My experience of the beginning of the COVID-19 pandemic in Italy

By Antonio Karim Lanfranchi
English

In many ways, the psychological impact of the pandemic is still often treated as a parenthesis that we prefer to forget. At worst, it appears as a brief discontinuity in the linear trajectory of modernity, a temporary trauma to be reintegrated into the uniform scheme of normality. Or as a transitory flaw in the economic production of bodies for profit and growth. In this article, I gather my reflections on the pandemic as an opportunity for change, as a wound that can open up to another, unknown dimension; not a collective traumatic event to be forgotten or reintegrated, but an apophatic opening and thus a real prospect of systemic crisis.

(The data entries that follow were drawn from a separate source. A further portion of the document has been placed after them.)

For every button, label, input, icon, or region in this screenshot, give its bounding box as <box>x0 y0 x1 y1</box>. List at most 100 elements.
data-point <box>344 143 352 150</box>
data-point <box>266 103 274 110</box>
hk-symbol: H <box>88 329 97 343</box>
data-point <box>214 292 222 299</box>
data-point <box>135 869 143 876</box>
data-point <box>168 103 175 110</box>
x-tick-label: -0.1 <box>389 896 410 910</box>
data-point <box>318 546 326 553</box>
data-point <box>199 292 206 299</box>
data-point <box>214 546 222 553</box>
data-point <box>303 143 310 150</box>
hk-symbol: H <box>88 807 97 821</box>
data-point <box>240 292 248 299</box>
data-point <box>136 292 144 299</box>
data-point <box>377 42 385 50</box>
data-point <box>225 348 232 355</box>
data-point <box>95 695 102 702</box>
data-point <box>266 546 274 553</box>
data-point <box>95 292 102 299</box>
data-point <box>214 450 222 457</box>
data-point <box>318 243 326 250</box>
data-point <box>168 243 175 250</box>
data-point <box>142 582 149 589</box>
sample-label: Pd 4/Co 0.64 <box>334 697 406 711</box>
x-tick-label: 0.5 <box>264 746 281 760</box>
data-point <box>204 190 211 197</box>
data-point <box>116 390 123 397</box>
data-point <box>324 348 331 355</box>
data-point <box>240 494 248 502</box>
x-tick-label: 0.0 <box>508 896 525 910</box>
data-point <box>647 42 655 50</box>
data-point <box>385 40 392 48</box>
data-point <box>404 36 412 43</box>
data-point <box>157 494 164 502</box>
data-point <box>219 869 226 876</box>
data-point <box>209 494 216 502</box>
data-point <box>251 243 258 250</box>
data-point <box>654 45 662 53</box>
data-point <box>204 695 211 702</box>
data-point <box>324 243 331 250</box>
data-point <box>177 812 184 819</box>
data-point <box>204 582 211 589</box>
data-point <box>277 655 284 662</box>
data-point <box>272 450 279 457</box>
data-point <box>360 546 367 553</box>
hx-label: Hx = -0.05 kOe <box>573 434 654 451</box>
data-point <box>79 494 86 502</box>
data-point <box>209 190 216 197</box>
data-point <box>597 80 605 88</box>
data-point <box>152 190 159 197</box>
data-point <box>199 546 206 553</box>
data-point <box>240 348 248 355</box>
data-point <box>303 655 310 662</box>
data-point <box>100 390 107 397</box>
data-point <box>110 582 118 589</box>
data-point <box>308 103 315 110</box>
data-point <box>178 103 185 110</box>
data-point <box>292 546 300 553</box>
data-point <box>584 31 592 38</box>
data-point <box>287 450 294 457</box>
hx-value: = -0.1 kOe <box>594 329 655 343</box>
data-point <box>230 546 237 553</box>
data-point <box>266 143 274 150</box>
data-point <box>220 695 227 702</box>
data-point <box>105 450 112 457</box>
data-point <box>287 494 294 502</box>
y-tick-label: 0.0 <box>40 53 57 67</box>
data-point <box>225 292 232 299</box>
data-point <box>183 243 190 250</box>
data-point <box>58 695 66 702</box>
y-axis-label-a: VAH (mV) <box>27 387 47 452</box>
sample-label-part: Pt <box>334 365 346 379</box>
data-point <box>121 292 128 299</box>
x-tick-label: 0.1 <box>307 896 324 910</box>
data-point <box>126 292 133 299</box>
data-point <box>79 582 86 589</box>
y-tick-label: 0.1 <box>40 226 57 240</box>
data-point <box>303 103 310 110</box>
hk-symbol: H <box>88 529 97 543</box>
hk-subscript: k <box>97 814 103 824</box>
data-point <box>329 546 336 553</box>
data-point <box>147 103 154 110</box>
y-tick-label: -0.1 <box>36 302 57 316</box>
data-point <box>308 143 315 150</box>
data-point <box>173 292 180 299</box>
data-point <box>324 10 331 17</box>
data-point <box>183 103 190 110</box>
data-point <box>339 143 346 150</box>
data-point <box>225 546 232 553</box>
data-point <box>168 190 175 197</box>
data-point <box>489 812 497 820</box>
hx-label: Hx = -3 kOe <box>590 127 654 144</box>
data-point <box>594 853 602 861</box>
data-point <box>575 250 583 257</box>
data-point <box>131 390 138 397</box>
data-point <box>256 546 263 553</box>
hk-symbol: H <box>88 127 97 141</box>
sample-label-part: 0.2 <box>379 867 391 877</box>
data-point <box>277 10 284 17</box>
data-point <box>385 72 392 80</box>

Based on my personal experience, I describe my discovery of the natural proximity of illness and death and how only the collective experience of mourning can honour memory without denying or repressing the common vulnerability. Acknowledging that our lives are not completely our own puts us in a position to actively affirm our interdependence, to be able to open ourselves to an alternative to the dominant apocalyptic or post-apocalyptic theology and its paranoid drifts. The Compost thus becomes a paradigm of collective consciousness, not towards an ecology of systemic sustainability, but as a ‘being with the other’ that respects the unknowable and can open to change.